Some of the first studies of electroreception—the ability of some animals, such as sharks, to sense weak electric fields—were performed by a biophysicist at Woods Hole Oceanographic Institute named Adrianus Kalmijn. He observed dogfish sharks while sitting in an inflatable rubber raft in the ten-foot deep water of the Atlantic Ocean near Martha’s Vineyard. Kalmijn attracted the sharks using liquified herring placed on the ocean floor. On either side of the herring was a pair of electrodes that could be used to pass current. The dogfish were initially attracted by the smell of the herring, and “began frantically searching over the sand, apparently trying to locate the odor source” (Kalmijn, 1977). But when current was turned on, the dogfish stopped searching for the herring and “viciously attacked” the electrodes! Using experiments like these, Kalmijn was able to characterize how sharks respond to electric fields. 


Spiny dogfish (Squalus acanthias).
Spiny dogfish (Squalus acanthias) at the Josephine Marie shipwreck, Stellwagen National Marine Laboratory. From Wikipedia.


Sharks detect weak electric fields using sensory organs called the ampullae of Lorenzini. The ampullae consist of highly conducting jelly-filled tubes about 30 cm long (a little more than a foot). The shark detects the voltage across the length of the tube, and then places that entire voltage difference across a single cell membrane. An electric field of 0.5 μV m−1 multiplied by a distance of 0.3 m gives you a voltage of 0.15 μV. There’s an extra factor of three arising from the distortion of the field by the shark, so you end up with a transmembrane voltage of about half a microvolt.

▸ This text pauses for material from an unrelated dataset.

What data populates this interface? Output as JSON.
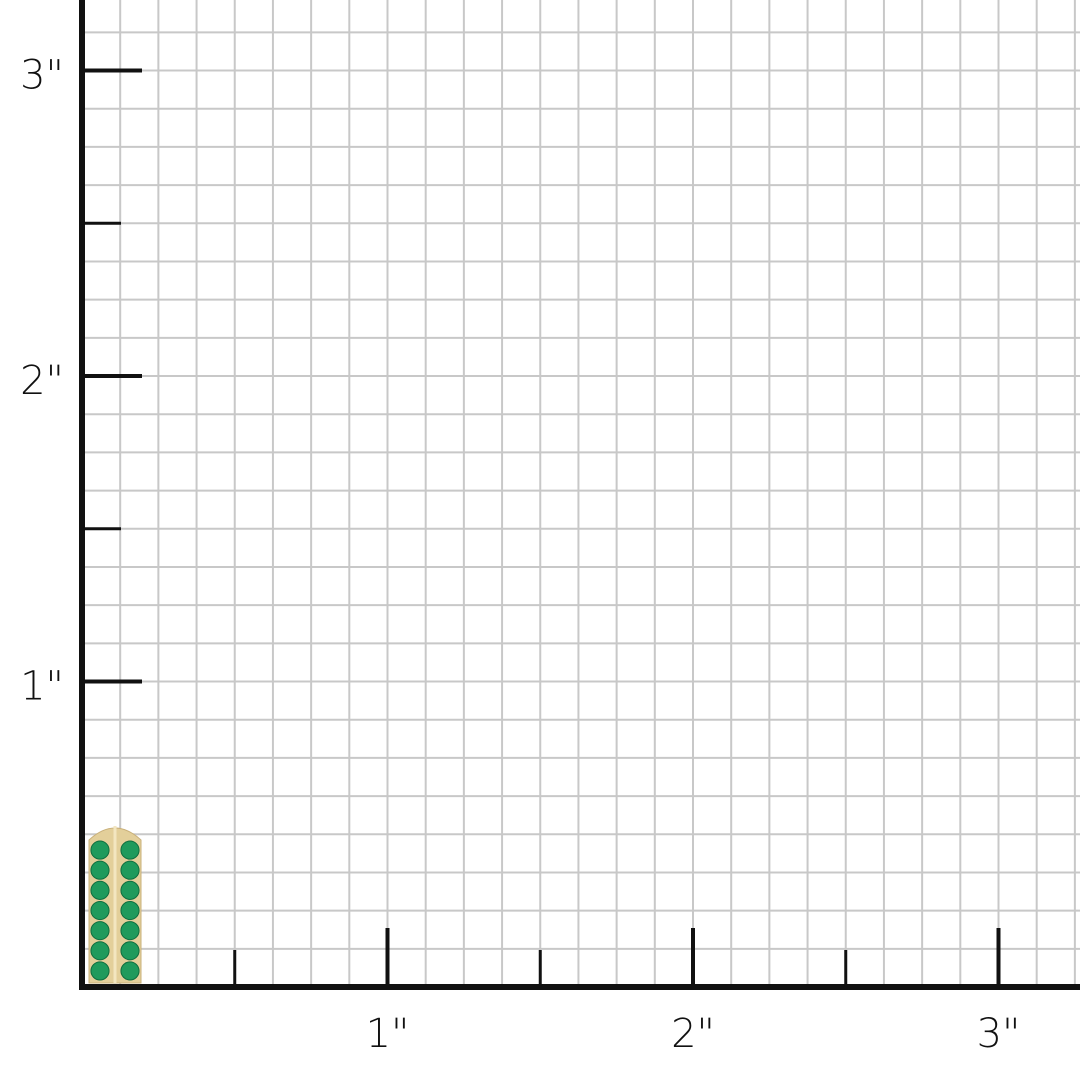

A membrane voltage of 0.5 μV is minuscule. The typical resting membrane voltage of a cell is approximately 70 mV, so half a microvolt is less than ten parts per million. How can such a small voltage change be detected? To answer this question, William Pickard, an engineer at Washington University in St. Louis, assumed that this membrane voltage does not cause a neuron to fire (it’s far too weak for that), but instead modulates its spontaneous firing rate. The neuron normally operates in a regime where this rate is very sensitive to the membrane voltage, which has the effect of magnifying a small change in voltage into a large change in rate (Pickard, 1988).

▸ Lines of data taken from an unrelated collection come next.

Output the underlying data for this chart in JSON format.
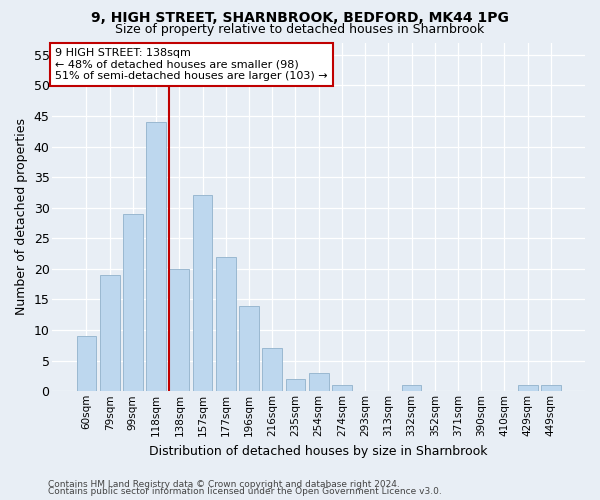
{
  "title1": "9, HIGH STREET, SHARNBROOK, BEDFORD, MK44 1PG",
  "title2": "Size of property relative to detached houses in Sharnbrook",
  "xlabel": "Distribution of detached houses by size in Sharnbrook",
  "ylabel": "Number of detached properties",
  "categories": [
    "60sqm",
    "79sqm",
    "99sqm",
    "118sqm",
    "138sqm",
    "157sqm",
    "177sqm",
    "196sqm",
    "216sqm",
    "235sqm",
    "254sqm",
    "274sqm",
    "293sqm",
    "313sqm",
    "332sqm",
    "352sqm",
    "371sqm",
    "390sqm",
    "410sqm",
    "429sqm",
    "449sqm"
  ],
  "values": [
    9,
    19,
    29,
    44,
    20,
    32,
    22,
    14,
    7,
    2,
    3,
    1,
    0,
    0,
    1,
    0,
    0,
    0,
    0,
    1,
    1
  ],
  "bar_color": "#bdd7ee",
  "bar_edge_color": "#9ab8d0",
  "vline_color": "#c00000",
  "vline_index": 4,
  "annotation_line1": "9 HIGH STREET: 138sqm",
  "annotation_line2": "← 48% of detached houses are smaller (98)",
  "annotation_line3": "51% of semi-detached houses are larger (103) →",
  "annotation_box_color": "#ffffff",
  "annotation_box_edge": "#c00000",
  "ylim_max": 57,
  "yticks": [
    0,
    5,
    10,
    15,
    20,
    25,
    30,
    35,
    40,
    45,
    50,
    55
  ],
  "footer1": "Contains HM Land Registry data © Crown copyright and database right 2024.",
  "footer2": "Contains public sector information licensed under the Open Government Licence v3.0.",
  "bg_color": "#e8eef5",
  "grid_color": "#ffffff"
}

Many ampullae of Lorenzini influence a single neuron. Their summation has the effect of averaging out any background noise. The size of thermal voltage fluctuations across a neuron’s membrane were estimated by Yale physicist Robert Adair to be about 1 μV (Adair, 1991), which is twice as large as the membrane voltage produced by the smallest electric field a shark can detect. Integrating the signal over hundreds of ampullae suppresses these fluctuations, allowing the system to pick a signal out of the thermal background. This sensory mechanism has been honed by evolution to be about as sensitive as it can be without detecting the constant roar of random noise. 

To learn more about electroreception, see Section 9.9 of Intermediate Physics for Medicine and Biology.

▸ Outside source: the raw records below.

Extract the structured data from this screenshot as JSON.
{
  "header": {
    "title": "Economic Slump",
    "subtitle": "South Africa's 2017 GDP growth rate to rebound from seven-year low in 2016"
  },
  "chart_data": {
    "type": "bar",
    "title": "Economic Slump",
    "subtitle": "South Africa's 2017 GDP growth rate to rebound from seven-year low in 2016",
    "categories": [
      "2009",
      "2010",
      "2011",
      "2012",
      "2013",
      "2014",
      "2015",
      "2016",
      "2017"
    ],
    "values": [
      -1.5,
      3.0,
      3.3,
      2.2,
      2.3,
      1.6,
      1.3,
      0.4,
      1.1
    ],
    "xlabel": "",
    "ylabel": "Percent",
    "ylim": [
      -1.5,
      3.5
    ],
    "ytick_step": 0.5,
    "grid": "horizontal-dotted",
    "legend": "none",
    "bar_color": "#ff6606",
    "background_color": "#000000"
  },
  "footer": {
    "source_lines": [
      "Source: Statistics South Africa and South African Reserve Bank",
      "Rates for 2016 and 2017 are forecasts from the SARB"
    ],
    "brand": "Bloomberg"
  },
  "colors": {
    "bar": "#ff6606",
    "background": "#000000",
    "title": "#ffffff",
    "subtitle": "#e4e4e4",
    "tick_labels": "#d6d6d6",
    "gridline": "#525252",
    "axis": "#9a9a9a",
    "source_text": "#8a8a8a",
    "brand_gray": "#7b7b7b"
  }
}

  1. Kalmijn, A. J. (1977) “The electric and magnetic sense of sharks, skates, and rays.” Oceanus Volume 20, Pages 45-52.
  2. Pickard, W. F. (1988) “A model for the acute electrosensitivity of cartilaginous fishes.” IEEE Transactions on Biomedical Engineering Volume 35, Pages 243-249. 
  3. Adair, R. K. (1991) “Constraints on biological effects of weak extremely low-frequency electromagnetic fields.” Physical Review A Volume 43, Pages 1039-1048.